L’une de ses missions est de router de façon optimum le trafic en donnant la priorité aux flux ayant les exigences de latence les plus sensibles (comme les flux vidéo ou les flux de téléphonie IP).

Comme l’indique Google, « notre principe de design est que le réseau doit être traité comme un système distribué à grande échelle et doit s’appuyer sur les mêmes mécanismes de contrôle que les systèmes de compute et de stockage de Google ». 

Des routeurs traditionnels remplacés par des commutateurs contrôlés par SDN

Google a défini une architecture SDN de peering en remplaçant ses routeurs de bordure par des commutateurs/routeurs. L’idée de la société est de supprimer la complexité induite par la richesse fonctionnelle et protocolaire des routeurs (qui doivent supporter de multiples protocoles de routage et disposer de tables d’acheminement massives), explique Amin Vahdat, le responsable technique réseau de Google. « Honnêtement, nous avons retiré une grande partie de la complexité induite par les routeurs internet », explique Vahdat. « Les routeurs internet sont des équipements massifs, complexes, consommateurs en énergie et coûteux ».

Architecture de Google Espresso

En remplaçant ses routeurs par des commutateurs aux points de peering, Google a pu déporter le contrôle du cheminement des paquets à sa couche distribuée de contrôleur SDN. « Nous avons simplifié l’infrastructure et, au final, nous l’avons rendue plus fiable » affirme Vahdat.
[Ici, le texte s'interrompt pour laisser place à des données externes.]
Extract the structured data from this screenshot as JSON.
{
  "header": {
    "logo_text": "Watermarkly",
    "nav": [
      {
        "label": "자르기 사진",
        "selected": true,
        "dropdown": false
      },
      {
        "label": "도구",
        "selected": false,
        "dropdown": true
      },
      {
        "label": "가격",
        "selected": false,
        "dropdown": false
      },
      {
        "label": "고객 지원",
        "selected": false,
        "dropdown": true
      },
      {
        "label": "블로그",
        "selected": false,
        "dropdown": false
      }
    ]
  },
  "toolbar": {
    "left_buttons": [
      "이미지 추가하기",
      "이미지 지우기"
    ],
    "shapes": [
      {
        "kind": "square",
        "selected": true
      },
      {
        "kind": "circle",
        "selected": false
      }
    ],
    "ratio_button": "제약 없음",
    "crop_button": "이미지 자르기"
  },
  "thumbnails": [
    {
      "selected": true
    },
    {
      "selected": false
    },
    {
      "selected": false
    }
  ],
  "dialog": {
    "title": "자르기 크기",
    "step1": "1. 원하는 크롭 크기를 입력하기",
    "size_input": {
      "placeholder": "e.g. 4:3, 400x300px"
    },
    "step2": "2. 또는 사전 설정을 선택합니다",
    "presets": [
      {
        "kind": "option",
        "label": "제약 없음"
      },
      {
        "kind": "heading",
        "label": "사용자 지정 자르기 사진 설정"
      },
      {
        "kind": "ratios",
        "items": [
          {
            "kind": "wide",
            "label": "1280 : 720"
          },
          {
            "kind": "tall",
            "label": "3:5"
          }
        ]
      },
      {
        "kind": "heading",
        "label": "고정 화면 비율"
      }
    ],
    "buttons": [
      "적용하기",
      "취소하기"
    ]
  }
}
Concrètement, Google a séparé la logique et le contrôle d’acheminement du trafic de la fonction de transport elle-même. Au lieu de s’appuyer sur l’intelligence individuelle des routeurs pour prendre les décisions de transmission de paquets, un système distribué à grande échelle analyse la performance des flux individuels du point de vue d’lutilisateur et indique aux équipements la politique d’acheminement à appliquer en conséquence.
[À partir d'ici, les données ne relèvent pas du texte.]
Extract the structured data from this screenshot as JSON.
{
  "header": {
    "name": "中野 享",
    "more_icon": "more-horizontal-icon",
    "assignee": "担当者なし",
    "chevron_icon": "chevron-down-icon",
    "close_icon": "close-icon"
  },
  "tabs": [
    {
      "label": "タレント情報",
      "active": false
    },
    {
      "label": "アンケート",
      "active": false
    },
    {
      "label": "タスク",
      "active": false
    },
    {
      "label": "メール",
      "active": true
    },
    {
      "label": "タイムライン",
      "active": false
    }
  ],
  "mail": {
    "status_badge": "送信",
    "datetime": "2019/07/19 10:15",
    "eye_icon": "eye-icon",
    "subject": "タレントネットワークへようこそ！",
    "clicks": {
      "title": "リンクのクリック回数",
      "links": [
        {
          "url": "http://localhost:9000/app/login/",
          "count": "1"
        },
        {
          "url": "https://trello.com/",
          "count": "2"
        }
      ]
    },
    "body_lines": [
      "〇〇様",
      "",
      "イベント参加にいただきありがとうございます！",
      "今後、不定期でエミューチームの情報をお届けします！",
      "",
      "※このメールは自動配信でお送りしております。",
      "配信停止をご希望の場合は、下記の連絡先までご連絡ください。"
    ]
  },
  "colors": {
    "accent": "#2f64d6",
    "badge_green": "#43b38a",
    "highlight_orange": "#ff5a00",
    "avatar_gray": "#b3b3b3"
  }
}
Selon Google, Espresso apporte deux grands bénéfices. Tout d’abord, l’architecture SDN de bordure permet à Google de déterminer vers quel datacenter router les flux d’un utilisateur afin de le servir au mieux en fonction des conditions changeantes de trafic sur le réseau. Espresso mesure en temps réel l’état des connexions de bout en bout et peut donc rerouter les flux d’un utilisateur en cas de dégradation. De même, Espresso permet à Google de réagir en temps réel aux pannes et aux congestions sur son propre réseau, mais aussi sur l’internet public.

Selon Google, Espresso est désormais l’un des quatre grands piliers de sa stratégie SDN. Cette dernière comprend aussi Jupiter, la couche logicielle qui gère la fabric réseau Clos à grande échelle de ses datacenters, et Andromeda, la couche de virtualisation de réseau et de SDN et comprend aussi un ensemble de fonctions réseau virtuelles - comme le firewalling le routage ou le load balancing dans Google Cloud Platform. Enfin, B4, est le nom donné par Google à l’infrastructure de SDWAN, qui gère les interconnexions entre les datacenters de la firme.

L'architecture SDN de Google

Pour mémoire, Google Cloud, Microsoft Azure et IBM Cloud contrôlent conjointement 23 % du marché mondial de l’IaaS et du PaaS, contre 40 % pour le seul Amazon Web Services, selon la dernière étude publiée en février par Synergy Research Group.